The county’s sheriff’s office said on June 17, 2017, Johnson blew past a stop sign and slammed into Alex at 32nd and 45th streets. Johnson testified Wednesday that he told deputies that day that he was traveling at a “high rate of speed,” talking to his friend Jack  Hurst and that he did not see a stop sign ahead of them.

“It was as we were passing the stop sign,” he said about the moment he saw the stop sign. “I had just taken my eyes off Jack after taking a second to look at him, when I was talking, and as I was looking back that is when I noticed the stop sign."

Prosecutor Mike Bedford stated, during his closing arguments, that Johnson's decision to blow past the stop sign, while speeding,  was “willful and wanton disregard.”

“When you disregard a stop sign in a 55 mile-per-hour zone, that’s the willful, wanton, that’s the extreme danger that you are exposing anyone that has the right of way,”  Bedford said.

Bedford also pointed out that Johnson committed the same act 35 days prior to the crash, on May 13, 2017. He said Johnson and his girlfriend were headed to prom that night when he flew past a stop sign in Kalamazoo and crashed into a van with children in it.
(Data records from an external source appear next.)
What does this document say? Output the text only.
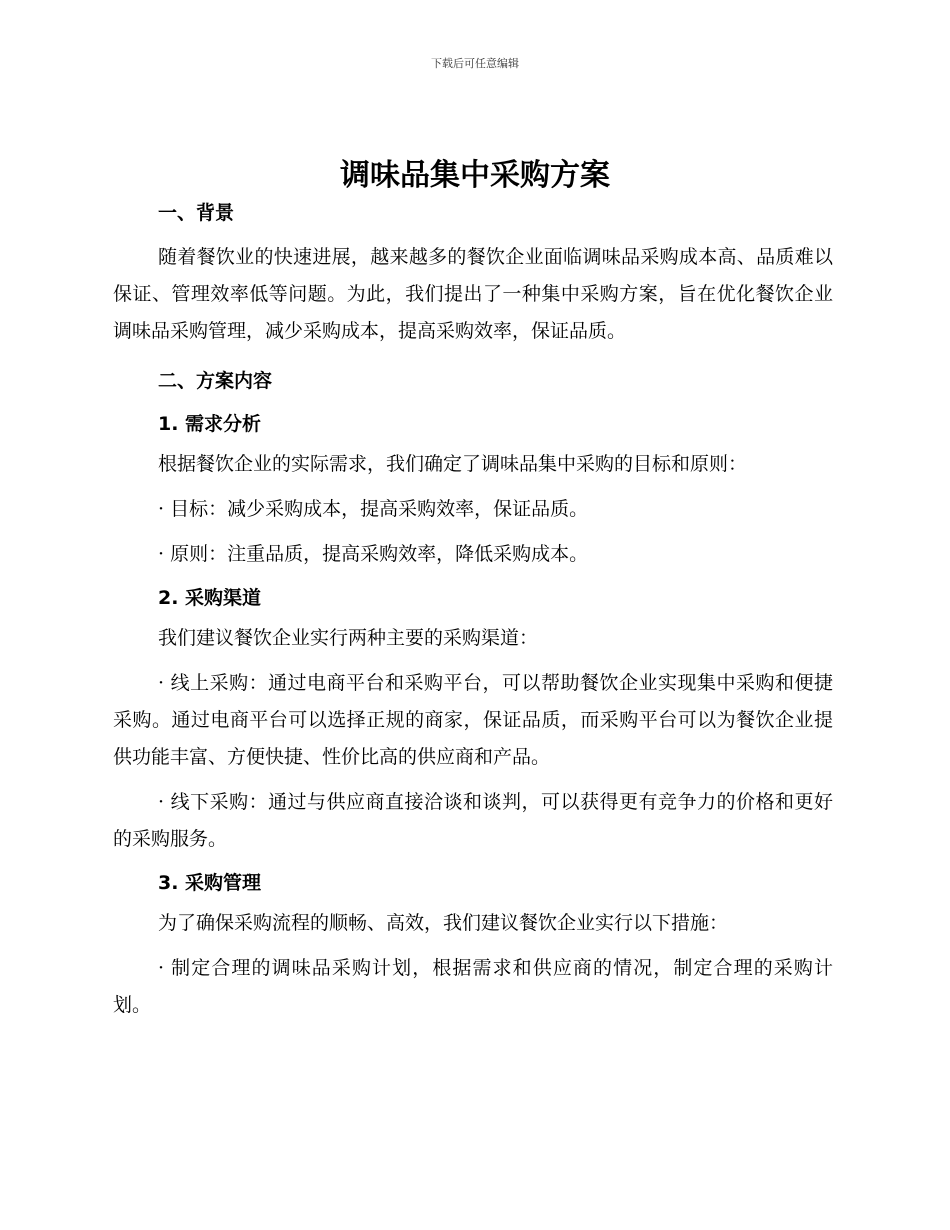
下载后可任意编辑
调味品集中采购方案
一、背景

随着餐饮业的快速进展，越来越多的餐饮企业面临调味品采购成本高、品质难以保证、管理效率低等问题。为此，我们提出了一种集中采购方案，旨在优化餐饮企业调味品采购管理，减少采购成本，提高采购效率，保证品质。

二、方案内容
1. 需求分析

根据餐饮企业的实际需求，我们确定了调味品集中采购的目标和原则：

· 目标：减少采购成本，提高采购效率，保证品质。

· 原则：注重品质，提高采购效率，降低采购成本。

2. 采购渠道

我们建议餐饮企业实行两种主要的采购渠道：

· 线上采购：通过电商平台和采购平台，可以帮助餐饮企业实现集中采购和便捷采购。通过电商平台可以选择正规的商家，保证品质，而采购平台可以为餐饮企业提供功能丰富、方便快捷、性价比高的供应商和产品。

· 线下采购：通过与供应商直接洽谈和谈判，可以获得更有竞争力的价格和更好的采购服务。

3. 采购管理

为了确保采购流程的顺畅、高效，我们建议餐饮企业实行以下措施：

· 制定合理的调味品采购计划，根据需求和供应商的情况，制定合理的采购计划。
Defense attorney Nichole Dunfield noted to the jury that Bedford called that crash “violent” but nobody testified to that during trial. She said that she believed her client was careless on June 17, 2017 but not reckless.

“He did not get up here and say he did anything wrong,” Dunfield said to the jury.  “What we are arguing is that what he did was mere carelessness, granted a greater degree, maybe more severe, but it does not rise to the level of a complete disregard.”

Jury deliberations resume Thursday morning.